I would choose option number 1, myself.

Ed


----------



## Leftyho (Apr 12, 2009)

Hi,

Do you heat with gas?


----------



## abieslas (Nov 17, 2008)

Thank you both. Originally this was a heatilator fireplace, now has a woodstove insert.

I was leaning towards option 1 also, until I realized that the only rebuild I could afford - the concrete - would not be very attractive, and most (98%) of the brick chimney is beautiful and in good condition. 

I had the same feeling about option 3, Ed. Just talked with the 2nd well-recommended person who said that the spalling is not a structural problem, that the chimney is still sound.
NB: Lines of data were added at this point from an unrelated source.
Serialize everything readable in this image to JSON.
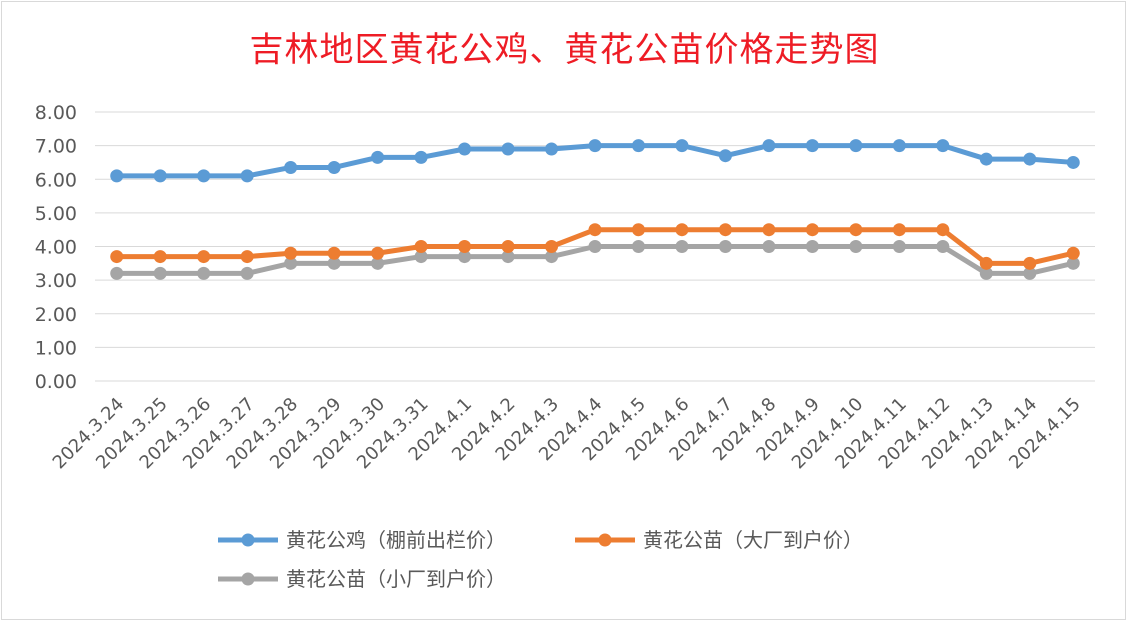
{
  "chart_data": {
    "type": "line",
    "title": "吉林地区黄花公鸡、黄花公苗价格走势图",
    "xlabel": "",
    "ylabel": "",
    "ylim": [
      0,
      8
    ],
    "yticks": [
      "0.00",
      "1.00",
      "2.00",
      "3.00",
      "4.00",
      "5.00",
      "6.00",
      "7.00",
      "8.00"
    ],
    "grid": true,
    "legend_position": "bottom",
    "categories": [
      "2024.3.24",
      "2024.3.25",
      "2024.3.26",
      "2024.3.27",
      "2024.3.28",
      "2024.3.29",
      "2024.3.30",
      "2024.3.31",
      "2024.4.1",
      "2024.4.2",
      "2024.4.3",
      "2024.4.4",
      "2024.4.5",
      "2024.4.6",
      "2024.4.7",
      "2024.4.8",
      "2024.4.9",
      "2024.4.10",
      "2024.4.11",
      "2024.4.12",
      "2024.4.13",
      "2024.4.14",
      "2024.4.15"
    ],
    "series": [
      {
        "name": "黄花公鸡（棚前出栏价）",
        "color": "#5b9bd5",
        "values": [
          6.1,
          6.1,
          6.1,
          6.1,
          6.35,
          6.35,
          6.65,
          6.65,
          6.9,
          6.9,
          6.9,
          7.0,
          7.0,
          7.0,
          6.7,
          7.0,
          7.0,
          7.0,
          7.0,
          7.0,
          6.6,
          6.6,
          6.5
        ]
      },
      {
        "name": "黄花公苗（大厂到户价）",
        "color": "#ed7d31",
        "values": [
          3.7,
          3.7,
          3.7,
          3.7,
          3.8,
          3.8,
          3.8,
          4.0,
          4.0,
          4.0,
          4.0,
          4.5,
          4.5,
          4.5,
          4.5,
          4.5,
          4.5,
          4.5,
          4.5,
          4.5,
          3.5,
          3.5,
          3.8
        ]
      },
      {
        "name": "黄花公苗（小厂到户价）",
        "color": "#a5a5a5",
        "values": [
          3.2,
          3.2,
          3.2,
          3.2,
          3.5,
          3.5,
          3.5,
          3.7,
          3.7,
          3.7,
          3.7,
          4.0,
          4.0,
          4.0,
          4.0,
          4.0,
          4.0,
          4.0,
          4.0,
          4.0,
          3.2,
          3.2,
          3.5
        ]
      }
    ]
  }
}
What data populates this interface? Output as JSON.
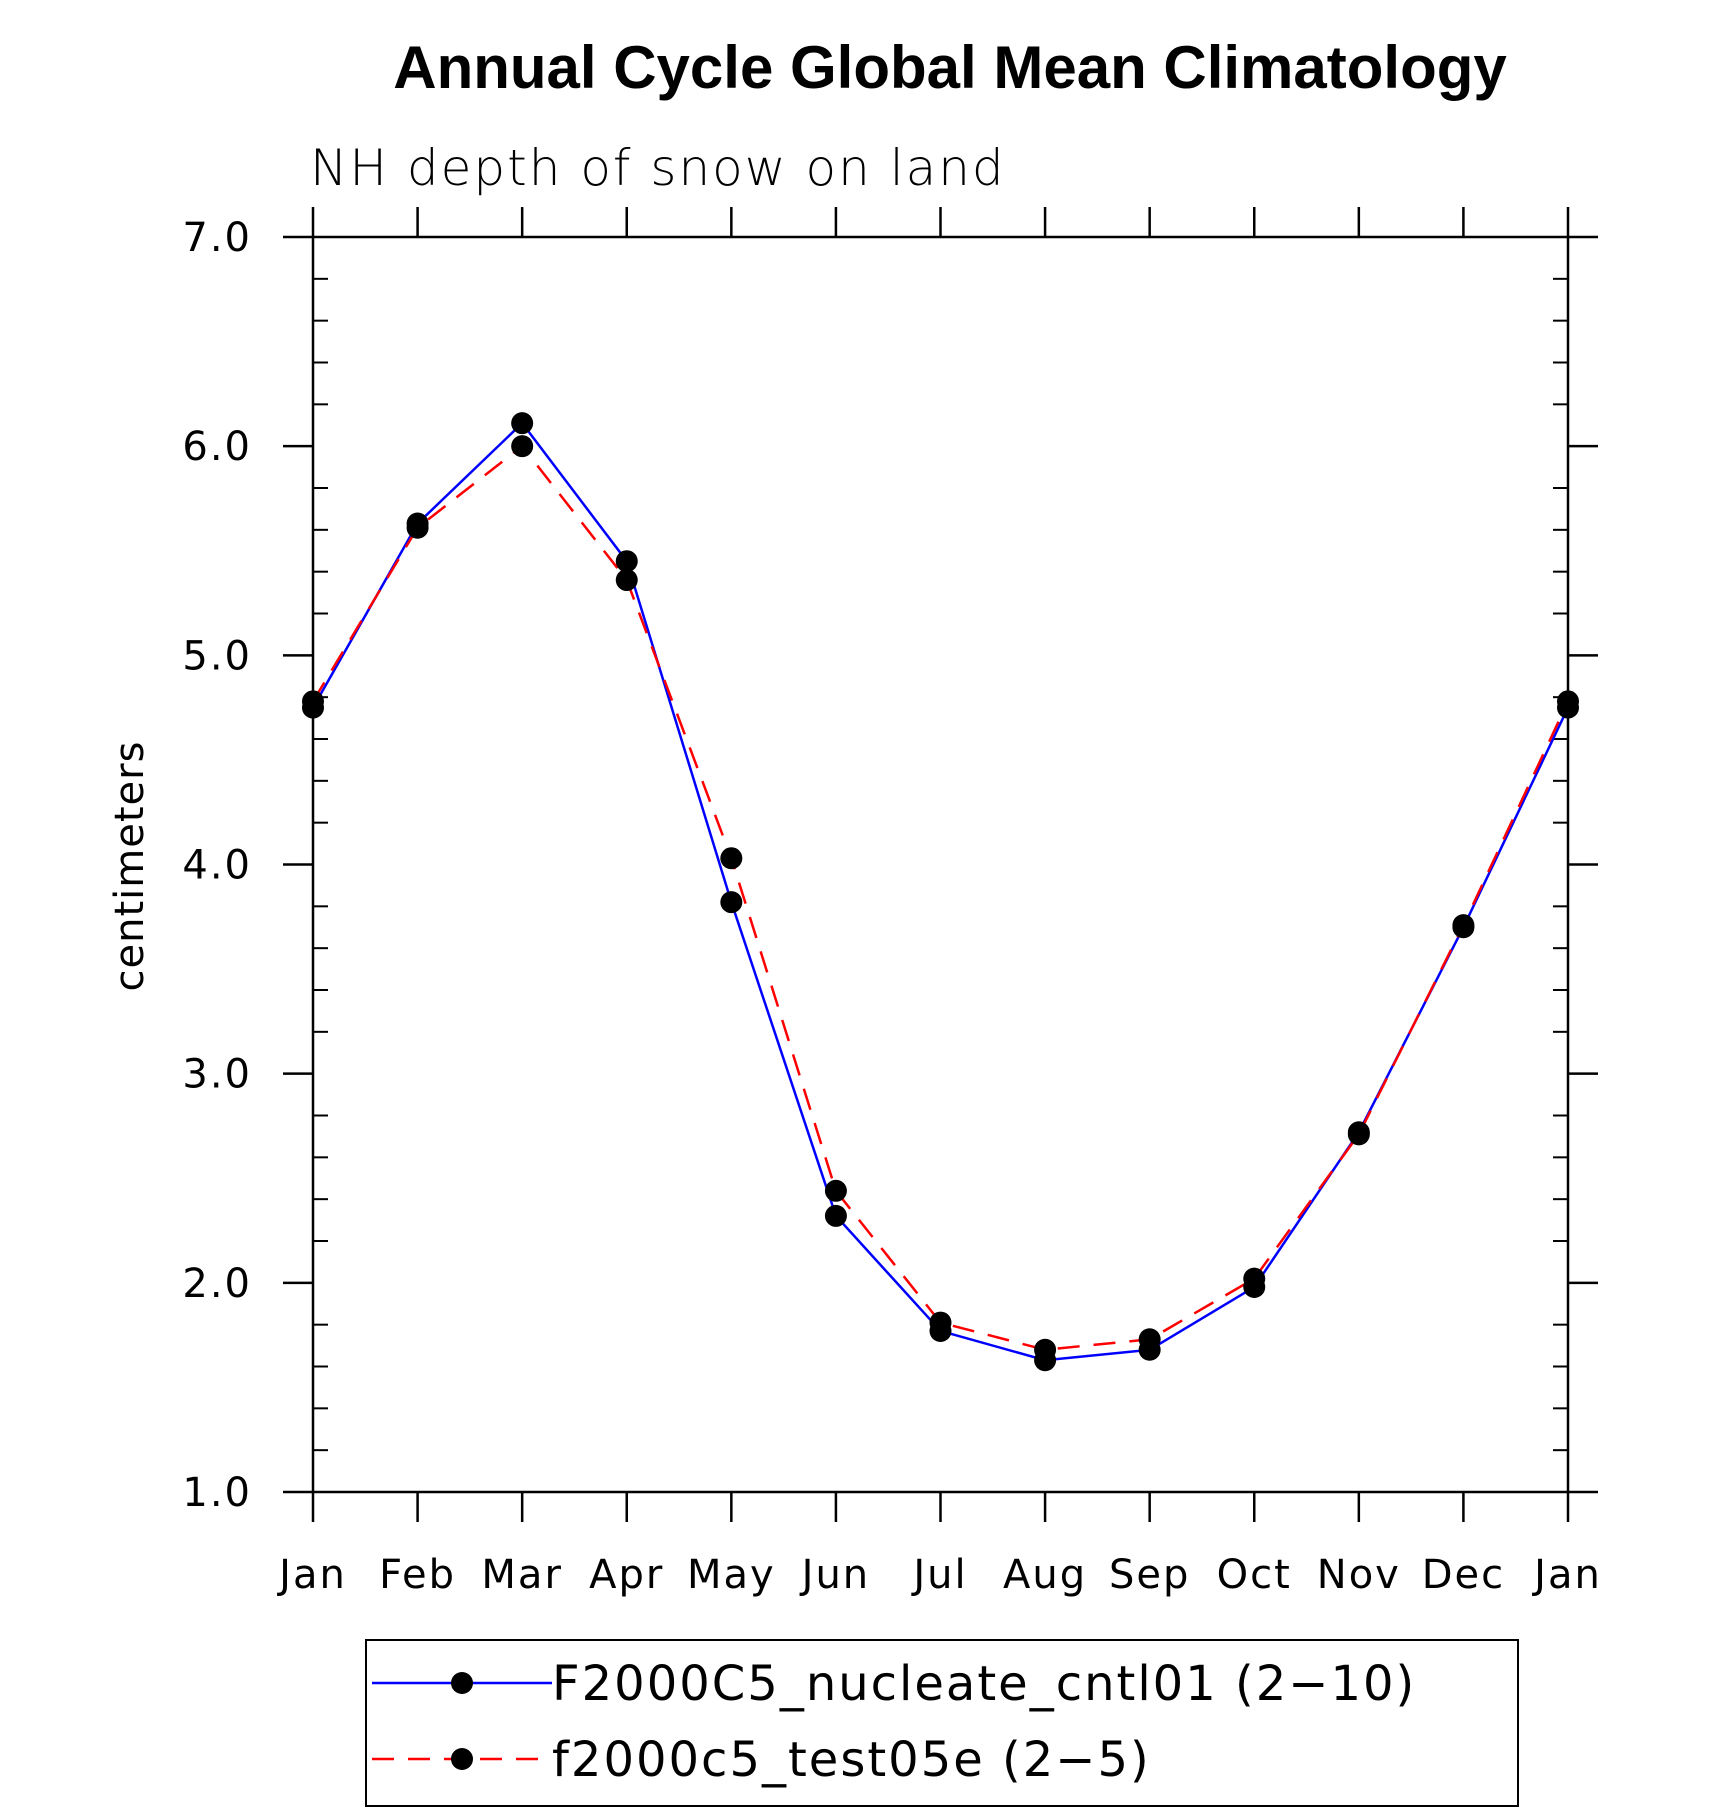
{
  "chart_data": {
    "type": "line",
    "title": "Annual Cycle Global Mean Climatology",
    "subtitle": "NH depth of snow on land",
    "xlabel": "",
    "ylabel": "centimeters",
    "categories": [
      "Jan",
      "Feb",
      "Mar",
      "Apr",
      "May",
      "Jun",
      "Jul",
      "Aug",
      "Sep",
      "Oct",
      "Nov",
      "Dec",
      "Jan"
    ],
    "ylim": [
      1.0,
      7.0
    ],
    "yticks": [
      "1.0",
      "2.0",
      "3.0",
      "4.0",
      "5.0",
      "6.0",
      "7.0"
    ],
    "grid": false,
    "legend_position": "bottom",
    "series": [
      {
        "name": "F2000C5_nucleate_cntl01 (2−10)",
        "color": "#0000ff",
        "line_style": "solid",
        "values": [
          4.75,
          5.63,
          6.11,
          5.45,
          3.82,
          2.32,
          1.77,
          1.63,
          1.68,
          1.98,
          2.72,
          3.7,
          4.75
        ]
      },
      {
        "name": "f2000c5_test05e (2−5)",
        "color": "#ff0000",
        "line_style": "dashed",
        "values": [
          4.78,
          5.61,
          6.0,
          5.36,
          4.03,
          2.44,
          1.81,
          1.68,
          1.73,
          2.02,
          2.71,
          3.71,
          4.78
        ]
      }
    ]
  }
}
He recommended:

- liner & cap
- patch the mortar and spalled bricks - because it bothers me, not because it's a structural problem (I tried to do this last fall, but it was already too cold and wet and it all fell off ...)
- apply a waterproof sealer (I've seen conflicting opinions about this)


Ed, are you saying the liner will aid in the cause because it will remove the moist warm air inside (that people told me could be causing the spalling)? 

Thank you for your help.


----------



## Ed the Roofer (Jan 27, 2007)

abieslas said:


> *Ed, are you saying the liner will aid in the cause because it will remove the moist warm air inside* (that people told me could be causing the spalling)?
> 
> Thank you for your help.


Yes and that is what Lefty was driving at also with his question, (I Presume), because gas forced air does have a lot of moisture in the exhaust.

Ed


----------



## [email protected] (Nov 17, 2008)

> most (98%) of the brick chimney is beautiful and in good condition.





> - liner & cap
> - patch the mortar and spalled bricks


Skip the sealer.


----------



## abieslas (Nov 17, 2008)

Thank you all! Will send a report when it's done. Old chimney is down.


----------